To mark this year’s International Women’s Day, Make Music Matter’s Chief Operating Officer, Shannon Johnson asks, “Where are the girls?” and shares some insights from a recent trip to the Democratic Republic of Congo where a new Healing in Harmony project in the province of Kasai aims to help advance gender equality and increase access to education for girls.
The Equality for Girls’ Access to Learning (EGAL) project, funded by Global Affairs Canada, is a joint partnership with World Vision Canada/DRC and the Panzi Foundation, founded by Dr. Denis Mukwege – Nobel Peace Prize laureate.
On this day to both celebrate the achievements of women and girls and recognize the work to be done to achieve gender equality, what special message do you want to share with the world?
On this day we are celebrating the achievements to come from the girls who have so much to give to the world, but are currently being deprived of a decent life and an education as well as their basic human rights.
Make Music Matter is committed to finding the lost girls in the DRC. They have survived so much, and now we want to give them back their voice.
On this latest trip we visited Kasai where Make Music Matter met with our local partners to kickstart a project that we hope will change the lives of girls in the region. Many children in the area are rejected by their families and communities based on allegations of witchcraft or stigmatization from sexual abuse. These are legacies of the conflict that has terrorized the region for decades. The boys can be easily found on the streets, but where are the girls?
What are the goals of the EGAL project?

The aim of the project is to increase access to education for girls by reducing barriers that prevent them from attending school. The conflict-affected areas in which they live host a high number of internally displaced persons where girls are disproportionately affected by violence, subjugation, rejection, and stigmatization. We will not let them disappear.
What barriers do these girls and young women face to accessing educational opportunities?
Studies have shown that they enter into child marriages or risk the streets where they encounter violence, sexual abuse, and forced labour by any number of perpetrators. The traumas they are forced to deal with affect them in numerous ways. They are stigmatized, shunned, and suffer from psychological ailments such as depression, anxiety and PTSD. This is where we can help.
You cannot expect a young girl to focus on education under these circumstances, in particular in a community that stigmatizes her for her traumas. We are focused on healing her mind and giving her back a voice. We and our partners are also attempting to change the environment in which she lives. To give her access, opportunities, and hope.
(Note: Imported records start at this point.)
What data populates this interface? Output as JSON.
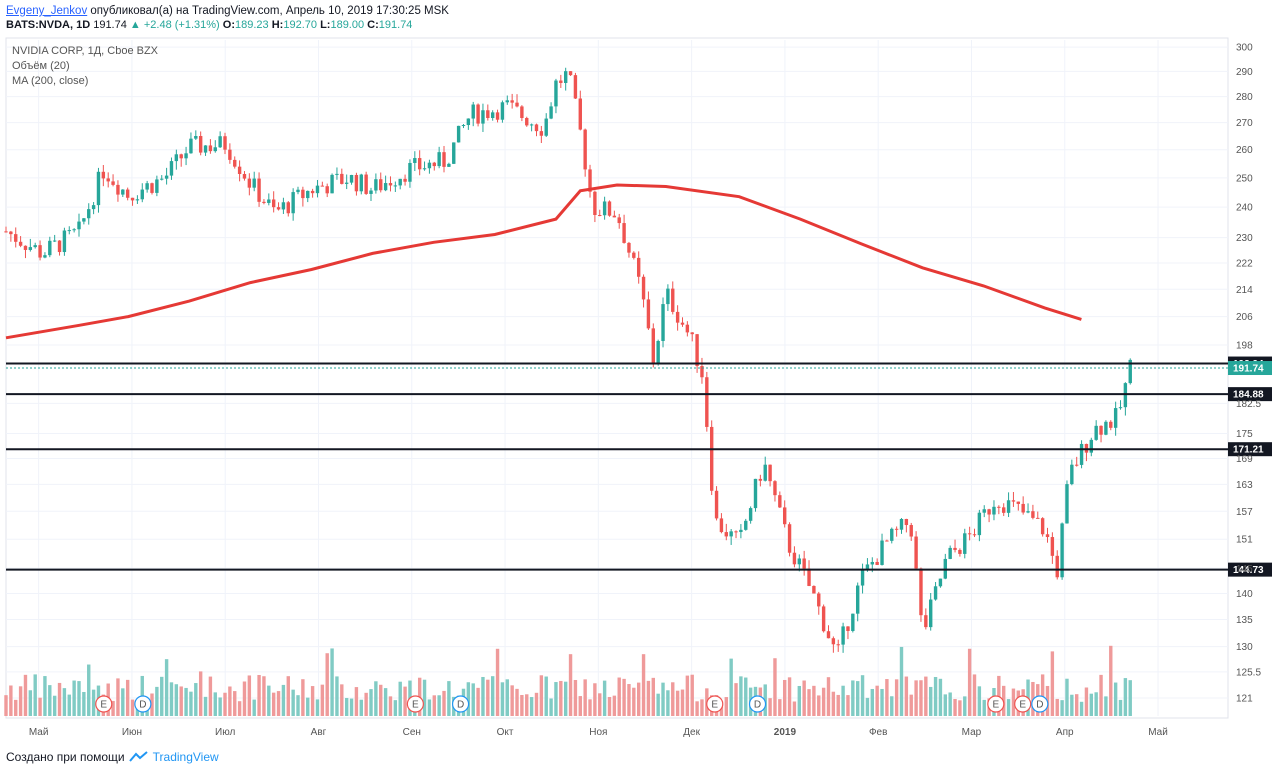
{
  "header": {
    "user": "Evgeny_Jenkov",
    "published": "опубликовал(а) на TradingView.com, Апрель 10, 2019 17:30:25 MSK",
    "symbol": "BATS:NVDA, 1D",
    "last": "191.74",
    "change": "+2.48 (+1.31%)",
    "o_label": "O:",
    "o": "189.23",
    "h_label": "H:",
    "h": "192.70",
    "l_label": "L:",
    "l": "189.00",
    "c_label": "C:",
    "c": "191.74",
    "up_arrow": "▲"
  },
  "legend": {
    "title": "NVIDIA CORP, 1Д, Cboe BZX",
    "volume": "Объём (20)",
    "ma": "MA (200, close)"
  },
  "footer": {
    "text": "Создано при помощи",
    "brand": "TradingView",
    "logo_icon": "tradingview-logo-icon"
  },
  "colors": {
    "up": "#26a69a",
    "down": "#ef5350",
    "ma": "#e53935",
    "vol_up": "#80cbc4",
    "vol_down": "#ef9a9a",
    "line": "#131722"
  },
  "chart_data": {
    "type": "candlestick",
    "title": "NVIDIA CORP, 1Д, Cboe BZX",
    "x_labels": [
      "Май",
      "Июн",
      "Июл",
      "Авг",
      "Сен",
      "Окт",
      "Ноя",
      "Дек",
      "2019",
      "Фев",
      "Мар",
      "Апр",
      "Май"
    ],
    "y_ticks": [
      300,
      290,
      280,
      270,
      260,
      250,
      240,
      230,
      222,
      214,
      206,
      198,
      182.5,
      175,
      169,
      163,
      157,
      151,
      145,
      140,
      135,
      130,
      125.5,
      121
    ],
    "ylim": [
      118,
      303
    ],
    "y_scale": "log",
    "price_levels": [
      {
        "value": 192.94,
        "label": "192.94"
      },
      {
        "value": 184.88,
        "label": "184.88"
      },
      {
        "value": 171.21,
        "label": "171.21"
      },
      {
        "value": 144.73,
        "label": "144.73"
      }
    ],
    "last_price": {
      "value": 191.74,
      "label": "191.74"
    },
    "ma200_points": [
      [
        0,
        200
      ],
      [
        0.06,
        203.5
      ],
      [
        0.1,
        206
      ],
      [
        0.15,
        210.5
      ],
      [
        0.2,
        216
      ],
      [
        0.25,
        220
      ],
      [
        0.3,
        225
      ],
      [
        0.35,
        228.5
      ],
      [
        0.4,
        231
      ],
      [
        0.45,
        236
      ],
      [
        0.47,
        245.5
      ],
      [
        0.5,
        247.5
      ],
      [
        0.54,
        247
      ],
      [
        0.6,
        243.5
      ],
      [
        0.65,
        236
      ],
      [
        0.7,
        228
      ],
      [
        0.75,
        220.5
      ],
      [
        0.8,
        215
      ],
      [
        0.85,
        208.5
      ],
      [
        0.88,
        205.2
      ]
    ],
    "events": [
      {
        "label": "E",
        "x": 0.08
      },
      {
        "label": "D",
        "x": 0.112
      },
      {
        "label": "E",
        "x": 0.335
      },
      {
        "label": "D",
        "x": 0.372
      },
      {
        "label": "E",
        "x": 0.58
      },
      {
        "label": "D",
        "x": 0.615
      },
      {
        "label": "E",
        "x": 0.81
      },
      {
        "label": "E",
        "x": 0.832
      },
      {
        "label": "D",
        "x": 0.846
      }
    ]
  }
}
How does the Healing in Harmony program make a difference?
It works because we care. Make Music Matter operates around the world with a wide range of target groups. In each location and with each local partner we ensure that we are finding those most in need and treating them as artists, not patients or beneficiaries. We have proven time and again that the people we care for are superstars who can change the world. Just listen.
What role can men and boys in the community play to help create opportunities for girls and young women?
We are all in this together. Once we all realize that, then hopefully things will change for the better. Many have had very bad role models in their lives, but just look at the great women and men who have surmounted their circumstances and gone on to greater things. I believe it’s in all of us to do so. Make Music Matter is doing so in Mulamba by engaging boys and men to be those role models and promote positive masculinity.
This year’s theme for International Women’s Day is “Women in leadership: Achieving an equal future in a COVID-19 world”. What new challenges has the global pandemic presented in efforts to achieve equal rights and opportunities for all?
COVID has only highlighted for me an unacknowledged pandemic that has been going on forever; the abuse of girls and women worldwide. This for me is more tragic than any other disease.
What are you most looking forward to in 2021?
I am so excited about our new project to take Healing in Harmony on the road! Stay tuned…
Do you have a favourite song by Healing in Harmony artists?
Healing in Harmony: Remix Vol. 1 features a collective of professional artists who’ve come together in solidarity to help amplify the voices of the Healing in Harmony artists. The album was mastered by trailblazer Emily Lazar (Coldplay, the Rolling Stones, the Foo Fighters, David Bowie) who is the first engineer, male or female, to have three Grammy nominations in the Album of the Year category. To have someone at this caliber working with our Healing in Harmony artists is a great dream come true.